Design Systems often are implemented at the component level, so if you have components in one language like Angular and another team want to use React they might need to re-implement the components which might be a big no go for enterprises trying to adopt micro frontends.
If you can make the Design System implementation more CSS driven rather than framework driven you can minimize this impact, however is very hard to fix completely. A Design system requires the exact same behavior and duplicating to N technologies(Vue, Angular, React, JQueryy/VanillaJS) is expensive since you have fonts, pixels, error, and lots of small details. It's possible but still hard.

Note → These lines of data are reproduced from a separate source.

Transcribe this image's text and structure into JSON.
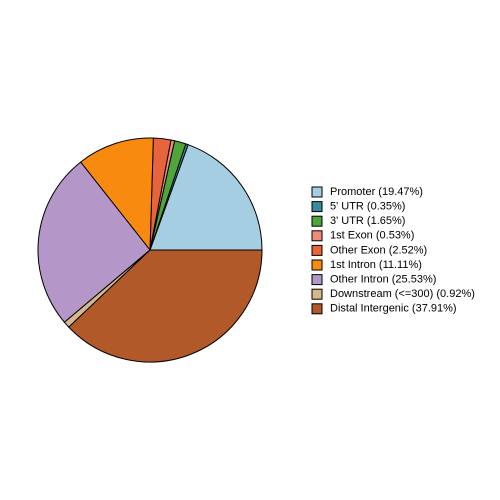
{
  "chart_data": {
    "type": "pie",
    "categories": [
      "Promoter (19.47%)",
      "5' UTR (0.35%)",
      "3' UTR (1.65%)",
      "1st Exon (0.53%)",
      "Other Exon (2.52%)",
      "1st Intron (11.11%)",
      "Other Intron (25.53%)",
      "Downstream (<=300) (0.92%)",
      "Distal Intergenic (37.91%)"
    ],
    "values": [
      19.47,
      0.35,
      1.65,
      0.53,
      2.52,
      11.11,
      25.53,
      0.92,
      37.91
    ],
    "colors": [
      "#a6cee3",
      "#3a8a9c",
      "#4da63a",
      "#f08a7a",
      "#e8643c",
      "#f88b0f",
      "#b496c8",
      "#d6b98a",
      "#b15928"
    ],
    "legend": "right"
  }
}
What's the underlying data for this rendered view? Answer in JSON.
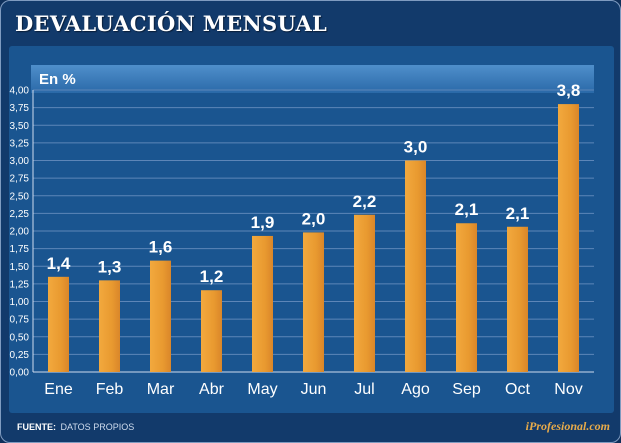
{
  "chart_data": {
    "type": "bar",
    "title": "DEVALUACIÓN MENSUAL",
    "unit_label": "En %",
    "categories": [
      "Ene",
      "Feb",
      "Mar",
      "Abr",
      "May",
      "Jun",
      "Jul",
      "Ago",
      "Sep",
      "Oct",
      "Nov"
    ],
    "values": [
      1.35,
      1.3,
      1.58,
      1.16,
      1.93,
      1.98,
      2.23,
      3.0,
      2.11,
      2.06,
      3.8
    ],
    "value_labels": [
      "1,4",
      "1,3",
      "1,6",
      "1,2",
      "1,9",
      "2,0",
      "2,2",
      "3,0",
      "2,1",
      "2,1",
      "3,8"
    ],
    "yticks": [
      "0,00",
      "0,25",
      "0,50",
      "0,75",
      "1,00",
      "1,25",
      "1,50",
      "1,75",
      "2,00",
      "2,25",
      "2,50",
      "2,75",
      "3,00",
      "3,25",
      "3,50",
      "3,75",
      "4,00"
    ],
    "ylim": [
      0,
      4
    ],
    "ystep": 0.25,
    "xlabel": "",
    "ylabel": "",
    "grid": true,
    "bar_color": "#ec9a31"
  },
  "footer": {
    "source_label": "FUENTE:",
    "source_text": "DATOS PROPIOS",
    "brand": "iProfesional.com"
  }
}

Tooling is a big issue, there is no problem tooling around. There are some solutions with better tooling but often that means by double down into a specific framework. I believe the tooling problem will be fixed eventually. Zalando has an interesting solution called Mosaic. There is also OC. However, the stand way to go looks like to be around Web Components. It's also possible to do something reasonable with AWS and Simple Infrastructure.
Runtime issues
One big difference from the backend to the frontend and mobile is that in backend we can run the software on different servers so isolation is totally possible. Frontend/mobile has a common issue wihc would be the phone or the browser. It's possible to use shell-like methods like iFrames, Web-Components, or rely on specific frameworks solutions but at the end of the day, the code runs into the same place, which is the browser. It's possible to load different frameworks and solutions but there are performance and complexity penalties. Lots of companies have already frontends monoliths and one common approach people do is to use the monolith as a shell and they have links to the micro frontends apps.

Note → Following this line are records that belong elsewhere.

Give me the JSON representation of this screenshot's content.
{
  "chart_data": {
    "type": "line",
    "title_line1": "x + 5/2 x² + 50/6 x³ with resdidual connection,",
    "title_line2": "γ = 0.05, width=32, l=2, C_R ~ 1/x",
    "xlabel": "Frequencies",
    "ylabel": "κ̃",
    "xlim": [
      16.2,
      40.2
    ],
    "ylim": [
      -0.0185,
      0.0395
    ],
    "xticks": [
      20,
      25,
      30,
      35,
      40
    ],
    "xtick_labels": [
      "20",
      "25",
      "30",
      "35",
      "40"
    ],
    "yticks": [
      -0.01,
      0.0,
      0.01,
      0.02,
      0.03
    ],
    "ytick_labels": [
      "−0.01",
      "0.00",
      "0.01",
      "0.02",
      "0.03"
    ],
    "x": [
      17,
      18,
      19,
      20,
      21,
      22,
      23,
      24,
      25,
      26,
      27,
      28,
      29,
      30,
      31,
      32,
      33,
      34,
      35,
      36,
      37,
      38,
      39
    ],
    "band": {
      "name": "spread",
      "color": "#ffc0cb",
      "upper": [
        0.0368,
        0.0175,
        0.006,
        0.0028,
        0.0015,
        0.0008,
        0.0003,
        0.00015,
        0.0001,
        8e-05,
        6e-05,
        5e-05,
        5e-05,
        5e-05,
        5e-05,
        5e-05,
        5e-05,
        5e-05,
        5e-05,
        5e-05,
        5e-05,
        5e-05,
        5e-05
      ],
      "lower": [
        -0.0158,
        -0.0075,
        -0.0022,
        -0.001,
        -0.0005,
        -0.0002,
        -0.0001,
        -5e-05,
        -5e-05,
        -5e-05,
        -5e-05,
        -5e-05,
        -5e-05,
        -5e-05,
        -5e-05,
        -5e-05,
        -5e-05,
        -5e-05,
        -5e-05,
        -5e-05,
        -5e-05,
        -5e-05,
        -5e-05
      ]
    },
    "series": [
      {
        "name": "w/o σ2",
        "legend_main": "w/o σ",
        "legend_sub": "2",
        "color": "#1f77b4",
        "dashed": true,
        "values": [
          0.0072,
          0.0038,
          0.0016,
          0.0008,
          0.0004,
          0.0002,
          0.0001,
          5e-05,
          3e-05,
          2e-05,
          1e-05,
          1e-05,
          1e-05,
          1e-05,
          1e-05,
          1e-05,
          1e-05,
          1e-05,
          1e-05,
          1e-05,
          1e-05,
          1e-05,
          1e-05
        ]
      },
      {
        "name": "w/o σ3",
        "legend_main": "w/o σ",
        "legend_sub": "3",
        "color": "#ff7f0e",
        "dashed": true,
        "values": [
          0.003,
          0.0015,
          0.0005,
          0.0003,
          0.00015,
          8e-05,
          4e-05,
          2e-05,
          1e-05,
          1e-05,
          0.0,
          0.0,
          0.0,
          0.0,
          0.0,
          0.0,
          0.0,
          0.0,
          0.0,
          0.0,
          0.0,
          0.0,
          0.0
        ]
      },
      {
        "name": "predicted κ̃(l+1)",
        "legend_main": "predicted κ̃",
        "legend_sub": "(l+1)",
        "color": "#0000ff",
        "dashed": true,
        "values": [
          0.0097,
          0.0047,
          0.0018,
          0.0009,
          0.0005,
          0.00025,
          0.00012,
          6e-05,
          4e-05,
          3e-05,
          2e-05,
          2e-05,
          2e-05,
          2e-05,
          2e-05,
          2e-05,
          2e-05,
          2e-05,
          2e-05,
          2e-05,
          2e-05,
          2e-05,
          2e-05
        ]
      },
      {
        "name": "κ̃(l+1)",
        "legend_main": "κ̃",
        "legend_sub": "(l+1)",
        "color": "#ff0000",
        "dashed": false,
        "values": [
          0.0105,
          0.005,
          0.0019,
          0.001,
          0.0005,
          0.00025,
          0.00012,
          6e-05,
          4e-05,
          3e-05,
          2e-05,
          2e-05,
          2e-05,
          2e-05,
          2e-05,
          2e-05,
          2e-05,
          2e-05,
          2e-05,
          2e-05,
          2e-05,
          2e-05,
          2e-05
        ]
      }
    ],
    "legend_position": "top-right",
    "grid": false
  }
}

It's about granularity or Modularization?
IMHO we don't want to make the components that micro. One hard lesson we learn at the backend is that things too micro also have lots of issues. IMHO what really matters is the ISOLATION and modularization. So you definitely want to have a modular JS application but not necessarily everything needs to be at the micro-level. Micro not always is the right level of abstraction and that is one of the things who killed microservices.

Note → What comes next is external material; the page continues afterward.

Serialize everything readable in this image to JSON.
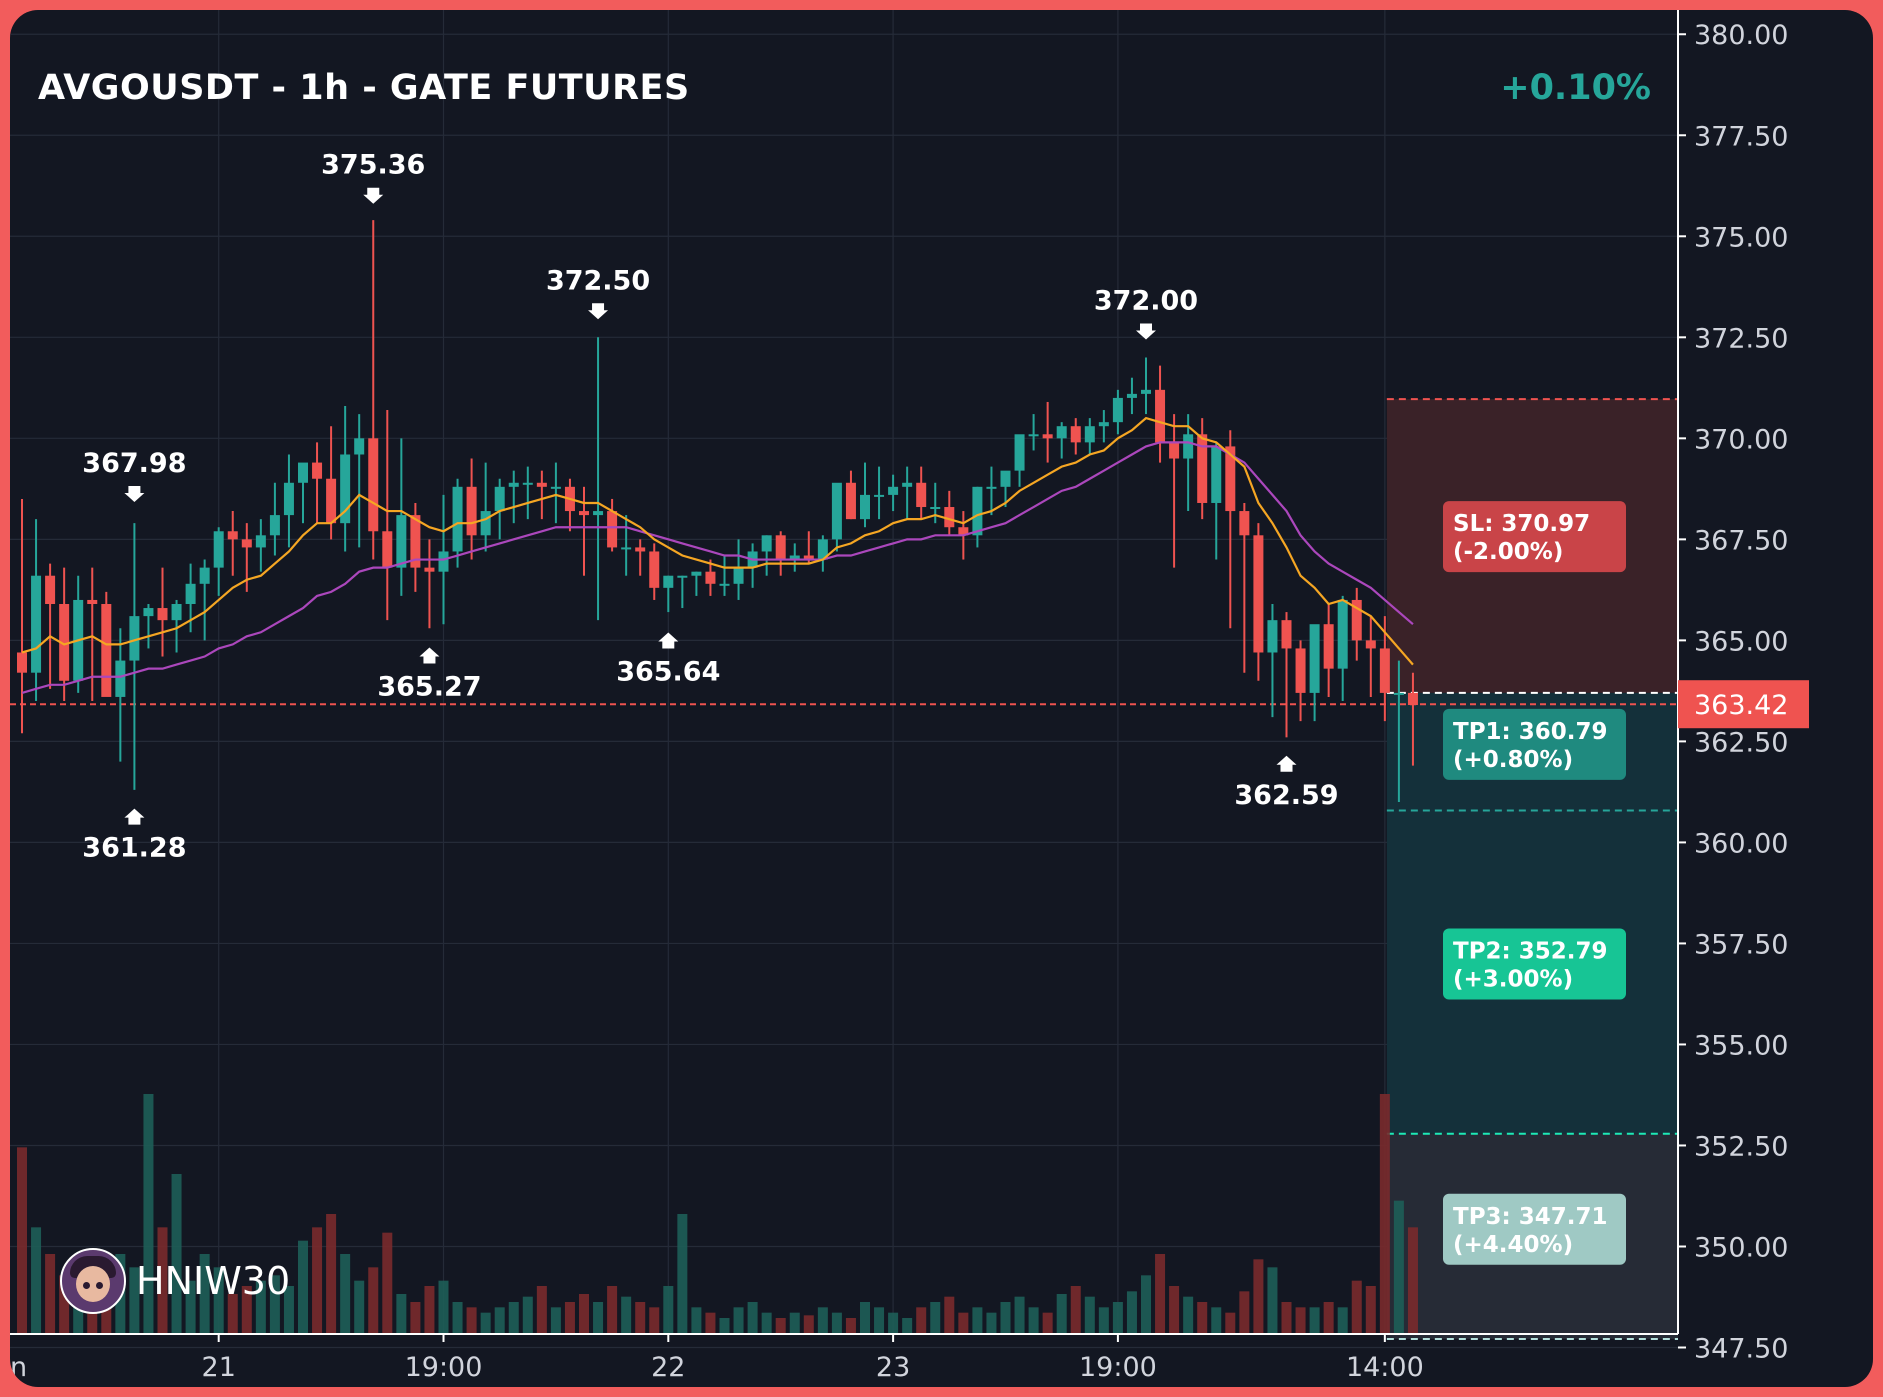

There is a huge difference in a Brownfield and Greenfield project and a shared old monolith application. IMHO React is the best web framework we have it right now, if you have a new project and create proper components I would say you dont need micro-frontends. However, looking to a more complex enterprise where you have all sorts of solutions I would say you definitely need to have some solution for modularization.
Having a micro frontend solution imply you to have some solution for the following concerns:
* SSR (Server Side Rendering) VS CSR (Client Side Rendering)
* Cache
* Layout assembling or linking
* Routing
* Testing
It's ideal to have the tooling and good solutions around those concerns. It's possible to do Micro Fronentds without tooling for the concerns I mention however keep in mind it might be less productive, more complex, and much harder to test than good old monolith frontend apps. IMHO Micro frontends might be making the same mistakes as Microservices by focusing on the "micro". What matters is some level of isolation(given the browser reality) and modularization.